Saturday 19 October 2013


I am now reviewing the five Heian kata with special focus on fine points of fundamental technique (kihonwaza) and, in particular, the removal of superfluous actions. For example, wind ups for ukewaza such as morote-uke, seiken juji-uke etcetera; and completion of techniques within the correct range of action, such as kihon tsukiwaza (namely, jun-zuki and gyaku-zuki). This approach is also being taken in my kihon training and includes a tighter control over nukite and gyaku-zuki following keriwaza (i.e. – shuto-uke kara kizami mae-geri soshite nukite, mae-geri kara yoko-kekomi, mawashi-geri soshite gyaku-zuki and so forth).

Yet again, repeating the maxim I constantly stress on this site, “kihon is everything”. Accordingly, this is because it offers the ultimate challenge, as via its complete and utter `rawness’. Kihon, the fundamental kata, and yaksuoku-kumite show us how little we “really know”: and “know” in karate (and all other physical disciplines for that matter) is determined by what we have “programmed into our bodies”. Where do YOU come unstuck in this regard…? There are certainly plenty of places in my case: especially when I am fatigued during a taxing class. Needless to say, this is the ultimate challenge of karate—it gives us the necessary taste of `humble flavoured pie’; moreover, it elucidates how physical training can benefit us mentally and spiritually.

My understanding is that many people eventually quit training because of this point—the feeling of never getting the fundamental techniques to the level that they have in their minds/aspirations. This is definitely the wrong reason to quit and it misses what karate-do is… Karate-do is not a destination of perfection; rather, it is a road towards it—a road towards an `unattainable yet motivational goal’. Striving to get the most basic techniques right is a lesson that never ends, and I am very thankful for this point.
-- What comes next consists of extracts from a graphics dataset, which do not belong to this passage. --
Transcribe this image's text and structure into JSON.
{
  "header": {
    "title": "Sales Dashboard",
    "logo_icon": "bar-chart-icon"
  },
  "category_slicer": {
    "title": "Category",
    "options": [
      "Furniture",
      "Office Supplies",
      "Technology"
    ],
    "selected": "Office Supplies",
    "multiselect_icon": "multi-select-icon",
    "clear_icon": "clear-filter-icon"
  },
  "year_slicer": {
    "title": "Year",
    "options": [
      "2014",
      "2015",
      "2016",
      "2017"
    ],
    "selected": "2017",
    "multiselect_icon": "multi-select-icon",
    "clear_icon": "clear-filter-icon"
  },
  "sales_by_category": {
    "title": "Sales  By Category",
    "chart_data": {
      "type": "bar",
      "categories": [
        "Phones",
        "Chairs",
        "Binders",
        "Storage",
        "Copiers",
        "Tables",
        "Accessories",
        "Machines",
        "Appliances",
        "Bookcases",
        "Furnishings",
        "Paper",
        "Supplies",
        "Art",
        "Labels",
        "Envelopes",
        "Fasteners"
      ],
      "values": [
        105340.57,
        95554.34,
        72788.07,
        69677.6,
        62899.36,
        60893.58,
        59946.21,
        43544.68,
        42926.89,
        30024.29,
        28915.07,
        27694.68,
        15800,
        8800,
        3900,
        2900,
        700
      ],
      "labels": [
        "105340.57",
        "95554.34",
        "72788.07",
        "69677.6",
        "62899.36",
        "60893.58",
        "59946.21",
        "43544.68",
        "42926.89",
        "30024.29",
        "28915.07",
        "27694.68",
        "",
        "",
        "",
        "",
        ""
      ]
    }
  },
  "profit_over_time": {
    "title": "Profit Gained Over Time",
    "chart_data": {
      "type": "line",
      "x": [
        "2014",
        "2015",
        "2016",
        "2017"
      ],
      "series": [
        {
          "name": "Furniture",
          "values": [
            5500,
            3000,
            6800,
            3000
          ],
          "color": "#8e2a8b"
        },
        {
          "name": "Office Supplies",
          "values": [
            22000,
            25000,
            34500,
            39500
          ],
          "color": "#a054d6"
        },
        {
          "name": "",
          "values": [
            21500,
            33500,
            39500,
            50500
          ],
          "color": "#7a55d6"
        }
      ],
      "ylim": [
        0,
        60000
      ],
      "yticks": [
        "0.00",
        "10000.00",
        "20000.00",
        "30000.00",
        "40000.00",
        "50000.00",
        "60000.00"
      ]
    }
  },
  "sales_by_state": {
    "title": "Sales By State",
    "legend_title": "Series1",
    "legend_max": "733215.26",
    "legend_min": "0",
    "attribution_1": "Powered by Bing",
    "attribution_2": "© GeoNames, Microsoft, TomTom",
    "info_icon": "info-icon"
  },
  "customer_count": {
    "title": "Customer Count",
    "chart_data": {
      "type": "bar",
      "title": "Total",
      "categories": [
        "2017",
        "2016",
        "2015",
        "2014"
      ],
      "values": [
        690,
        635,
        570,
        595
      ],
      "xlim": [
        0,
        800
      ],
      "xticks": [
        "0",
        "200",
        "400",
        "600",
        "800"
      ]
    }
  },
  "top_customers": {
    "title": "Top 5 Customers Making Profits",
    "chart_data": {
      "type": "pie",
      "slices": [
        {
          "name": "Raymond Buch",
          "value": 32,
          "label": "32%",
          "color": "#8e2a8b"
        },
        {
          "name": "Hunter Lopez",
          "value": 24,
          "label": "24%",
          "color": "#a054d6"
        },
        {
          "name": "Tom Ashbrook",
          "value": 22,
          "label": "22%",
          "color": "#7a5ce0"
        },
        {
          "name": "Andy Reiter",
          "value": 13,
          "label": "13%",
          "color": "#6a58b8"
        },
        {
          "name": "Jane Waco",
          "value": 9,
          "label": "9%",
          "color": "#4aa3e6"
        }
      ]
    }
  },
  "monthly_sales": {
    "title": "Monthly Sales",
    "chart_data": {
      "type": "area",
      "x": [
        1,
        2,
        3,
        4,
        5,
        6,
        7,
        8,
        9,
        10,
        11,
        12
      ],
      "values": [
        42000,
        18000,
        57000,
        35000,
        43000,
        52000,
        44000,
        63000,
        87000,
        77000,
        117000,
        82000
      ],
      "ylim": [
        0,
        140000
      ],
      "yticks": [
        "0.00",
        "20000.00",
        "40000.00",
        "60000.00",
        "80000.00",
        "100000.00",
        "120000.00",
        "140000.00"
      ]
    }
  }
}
Pushing through this challenge is a POWERFUL MECHANISM FOR DEVELOPING RESIILIENCE: that is, the ability to bounce back in life. Resilience is a quality that everyone should have and need to maximise their lives. We shouldn’t be vain and think that we want to be the best—this is a dangerous trap, which leads to self-defeat… Instead, just think that we want to better ourselves and humbly strive towards this goal. By following this `way’ one will become the best they can be.

All the best from Nippon, André.
© André Bertel. Aso-shi, Kumamoto. Japan (2013).